CDM: You could always add to it.
GEORGE: I could do. I could change it so it does mean something, actually.

CDM: With the Internet and social media, the stereotyping of bands by fandoms into Beatles personalities has really escalated in intensity. Your fans know you loved red vines, they now know you like banana pudding - you're the Ringo Starr of the band, the member fans give food to. Obviously your fans have only good intentions at heart, but does it ever get a bit overwhelming? Like, apparently Ross doesn't like penguins anymore?
GEORGE: <laughs> I think he does. I think he was traumatised from-- he got a tattoo of a penguin and it got infected, so I think he was slightly traumatised from that experience. I’ve gone off red vines, I’m just about to go back to them, but I had about a year off because I had about five kilos of red vines in a cupboard on the bus.
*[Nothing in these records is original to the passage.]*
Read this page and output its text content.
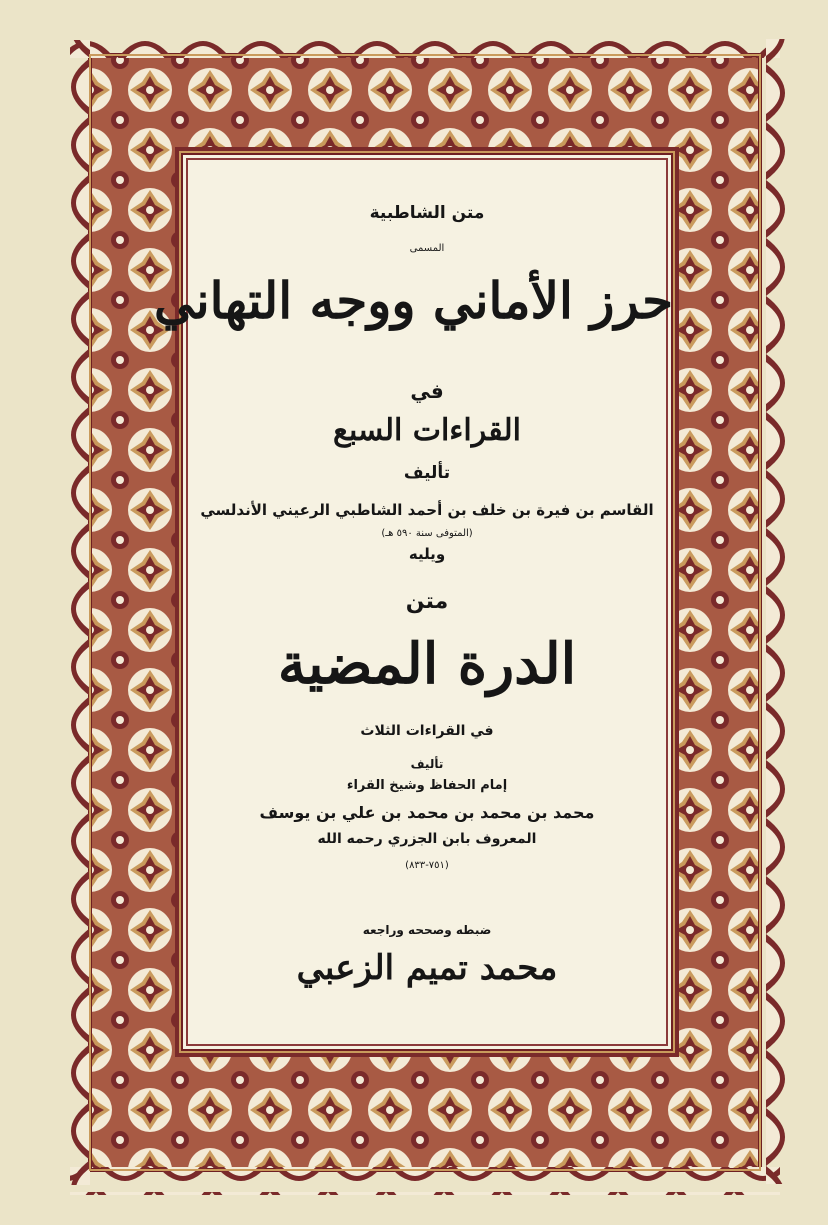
متن الشاطبية
المسمى
حرز الأماني ووجه التهاني
في
القراءات السبع
تأليف
القاسم بن فيرة بن خلف بن أحمد الشاطبي الرعيني الأندلسي
(المتوفى سنة ٥٩٠ هـ)
ويليه
متن
الدرة المضية
في القراءات الثلاث
تأليف
إمام الحفاظ وشيخ القراء
محمد بن محمد بن محمد بن علي بن يوسف
المعروف بابن الجزري رحمه الله
(٧٥١-٨٣٣)
ضبطه وصححه وراجعه
محمد تميم الزعبي
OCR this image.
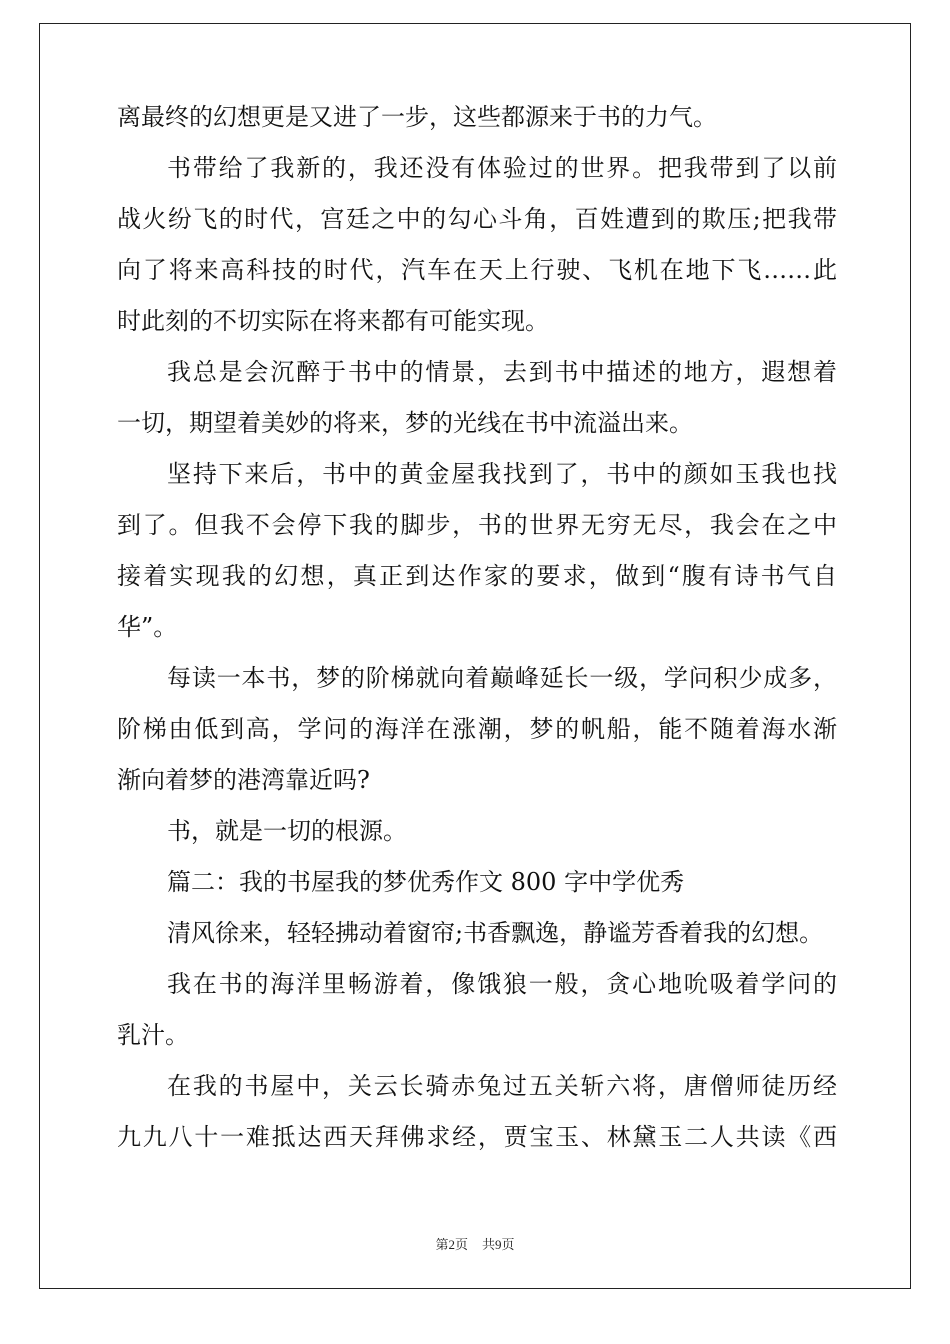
离最终的幻想更是又进了一步，这些都源来于书的力气。
书带给了我新的，我还没有体验过的世界。把我带到了以前
战火纷飞的时代，宫廷之中的勾心斗角，百姓遭到的欺压;把我带
向了将来高科技的时代，汽车在天上行驶、飞机在地下飞……此
时此刻的不切实际在将来都有可能实现。
我总是会沉醉于书中的情景，去到书中描述的地方，遐想着
一切，期望着美妙的将来，梦的光线在书中流溢出来。
坚持下来后，书中的黄金屋我找到了，书中的颜如玉我也找
到了。但我不会停下我的脚步，书的世界无穷无尽，我会在之中
接着实现我的幻想，真正到达作家的要求，做到“腹有诗书气自
华”。
每读一本书，梦的阶梯就向着巅峰延长一级，学问积少成多，
阶梯由低到高，学问的海洋在涨潮，梦的帆船，能不随着海水渐
渐向着梦的港湾靠近吗?
书，就是一切的根源。
篇二：我的书屋我的梦优秀作文 800 字中学优秀
清风徐来，轻轻拂动着窗帘;书香飘逸，静谧芳香着我的幻想。
我在书的海洋里畅游着，像饿狼一般，贪心地吮吸着学问的
乳汁。
在我的书屋中，关云长骑赤兔过五关斩六将，唐僧师徒历经
九九八十一难抵达西天拜佛求经，贾宝玉、林黛玉二人共读《西
第2页 共9页
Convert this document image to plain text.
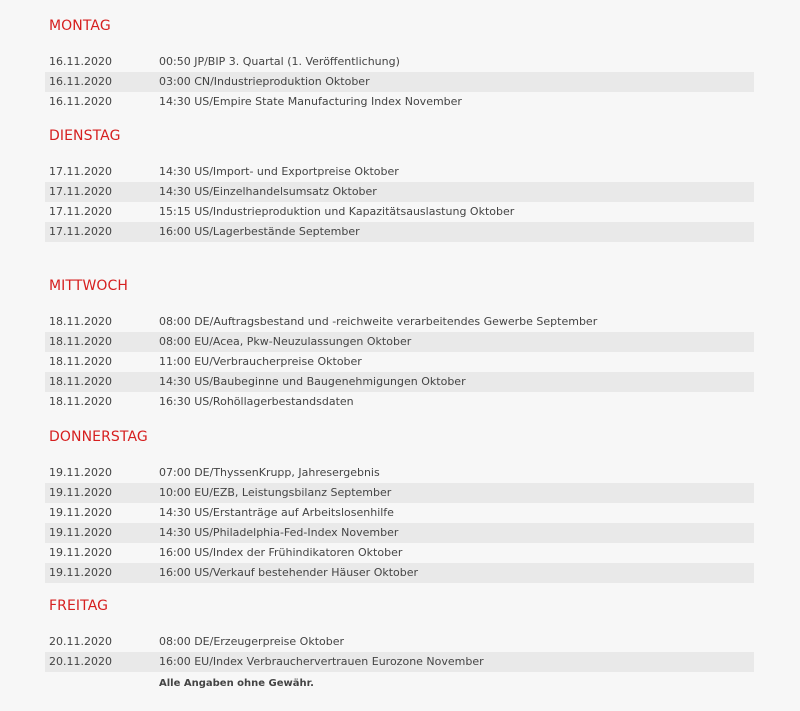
MONTAG
16.11.2020	00:50 JP/BIP 3. Quartal (1. Veröffentlichung)
16.11.2020	03:00 CN/Industrieproduktion Oktober
16.11.2020	14:30 US/Empire State Manufacturing Index November
DIENSTAG
17.11.2020	14:30 US/Import- und Exportpreise Oktober
17.11.2020	14:30 US/Einzelhandelsumsatz Oktober
17.11.2020	15:15 US/Industrieproduktion und Kapazitätsauslastung Oktober
17.11.2020	16:00 US/Lagerbestände September
MITTWOCH
18.11.2020	08:00 DE/Auftragsbestand und -reichweite verarbeitendes Gewerbe September
18.11.2020	08:00 EU/Acea, Pkw-Neuzulassungen Oktober
18.11.2020	11:00 EU/Verbraucherpreise Oktober
18.11.2020	14:30 US/Baubeginne und Baugenehmigungen Oktober
18.11.2020	16:30 US/Rohöllagerbestandsdaten
DONNERSTAG
19.11.2020	07:00 DE/ThyssenKrupp, Jahresergebnis
19.11.2020	10:00 EU/EZB, Leistungsbilanz September
19.11.2020	14:30 US/Erstanträge auf Arbeitslosenhilfe
19.11.2020	14:30 US/Philadelphia-Fed-Index November
19.11.2020	16:00 US/Index der Frühindikatoren Oktober
19.11.2020	16:00 US/Verkauf bestehender Häuser Oktober
FREITAG
20.11.2020	08:00 DE/Erzeugerpreise Oktober
20.11.2020	16:00 EU/Index Verbrauchervertrauen Eurozone November
Alle Angaben ohne Gewähr.
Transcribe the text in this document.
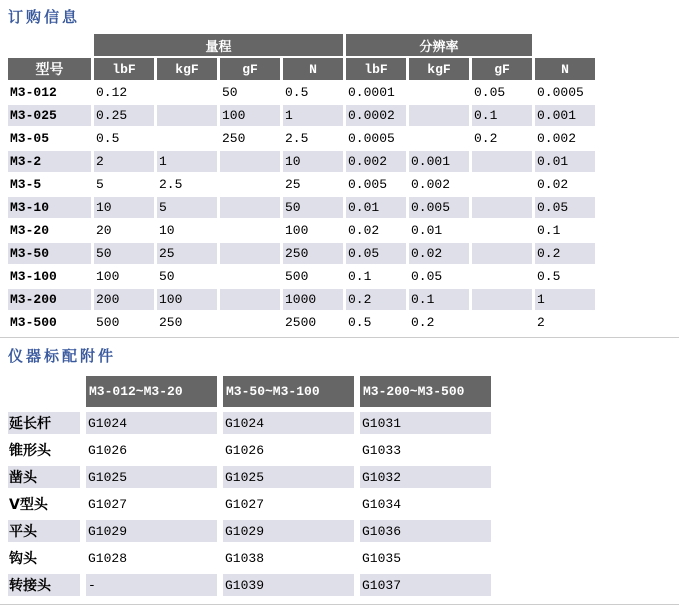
订购信息
	量程				分辨率			
型号	lbF	kgF	gF	N	lbF	kgF	gF	N
M3-012	0.12		50	0.5	0.0001		0.05	0.0005
M3-025	0.25		100	1	0.0002		0.1	0.001
M3-05	0.5		250	2.5	0.0005		0.2	0.002
M3-2	2	1		10	0.002	0.001		0.01
M3-5	5	2.5		25	0.005	0.002		0.02
M3-10	10	5		50	0.01	0.005		0.05
M3-20	20	10		100	0.02	0.01		0.1
M3-50	50	25		250	0.05	0.02		0.2
M3-100	100	50		500	0.1	0.05		0.5
M3-200	200	100		1000	0.2	0.1		1
M3-500	500	250		2500	0.5	0.2		2
仪器标配附件
	M3-012~M3-20	M3-50~M3-100	M3-200~M3-500
延长杆	G1024	G1024	G1031
锥形头	G1026	G1026	G1033
凿头	G1025	G1025	G1032
V型头	G1027	G1027	G1034
平头	G1029	G1029	G1036
钩头	G1028	G1038	G1035
转接头	-	G1039	G1037
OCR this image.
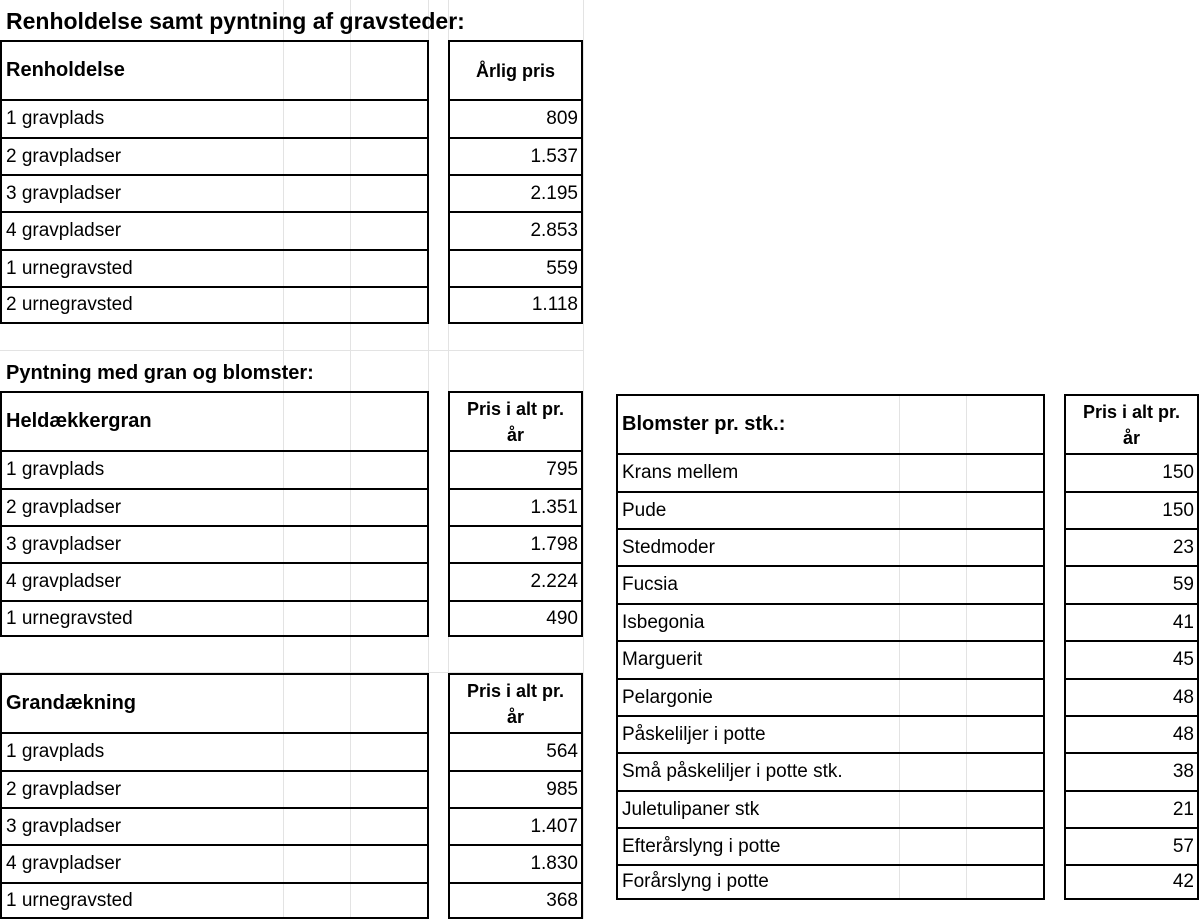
Renholdelse samt pyntning af gravsteder:
Pyntning med gran og blomster:
Renholdelse
1 gravplads
2 gravpladser
3 gravpladser
4 gravpladser
1 urnegravsted
2 urnegravsted
Årlig pris
809
1.537
2.195
2.853
559
1.118
Heldækkergran
1 gravplads
2 gravpladser
3 gravpladser
4 gravpladser
1 urnegravsted
Pris i alt pr. år
795
1.351
1.798
2.224
490
Grandækning
1 gravplads
2 gravpladser
3 gravpladser
4 gravpladser
1 urnegravsted
Pris i alt pr. år
564
985
1.407
1.830
368
Blomster pr. stk.:
Krans mellem
Pude
Stedmoder
Fucsia
Isbegonia
Marguerit
Pelargonie
Påskeliljer i potte
Små påskeliljer i potte stk.
Juletulipaner stk
Efterårslyng i potte
Forårslyng i potte
Pris i alt pr. år
150
150
23
59
41
45
48
48
38
21
57
42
Every night I would just sit there, and just be like, until I hated myself, eating red vines. But it doesn’t really get tiring being loved. The only thing that’s ever frustrating is when you need people to understand that you’re a person as well, and sometimes you’ll not be given the benefit of the doubt if you don’t go out after a particular show, or you don’t meet people. As long as people understand that--

CDM: You’re only human.
GEORGE: Yeah, we’re all the same - I just quoted our own lyrics, but we are.

CDM: Matty will be proud.
GEORGE: Yeah. That’s the only time where we will ever feel uncomfortable. It’s never too much, it’s just when people expect things from us, not, give too much to us. It’s when there’s an expectancy that Matty comes out after a show, and then this person tweets a horrible tweet at us saying, "I’ve been waiting outside for 13 hours, and you only stayed outside for 11 hours." It’s like, “Sorry!” It was tough when we were doing those pop-up shops, because we tried our best to see every single person.

CDM: You guys did so well! There’s only four of you - you were rather outnumbered.
GEORGE: We stayed there-- we did like 12 hours. But that was really fun doing those pop-up shops, that was great. So yeah, it’s never too much to be given a privilege, but when there’s an expectancy of anything in particular, that’s when it’s a bit out of your comfort-zone. But there’s not been anything that bothered me that I can remember, to be honest - I can’t even give you an example. We love our fans. I think they’re definitely the best fans out there, out of any kind of community that any artist has. I think we really do have the strongest one at the moment, and it’s really cool.

CDM: They’ve even nicknamed you. It’s really cute, they call you Greg on Tumblr.
GEORGE: Why?!

CDM: I don’t know.
GEORGE: Good or Greg? All right. Fair enough. I didn’t know that. That’s my new piece of trivia - Greg.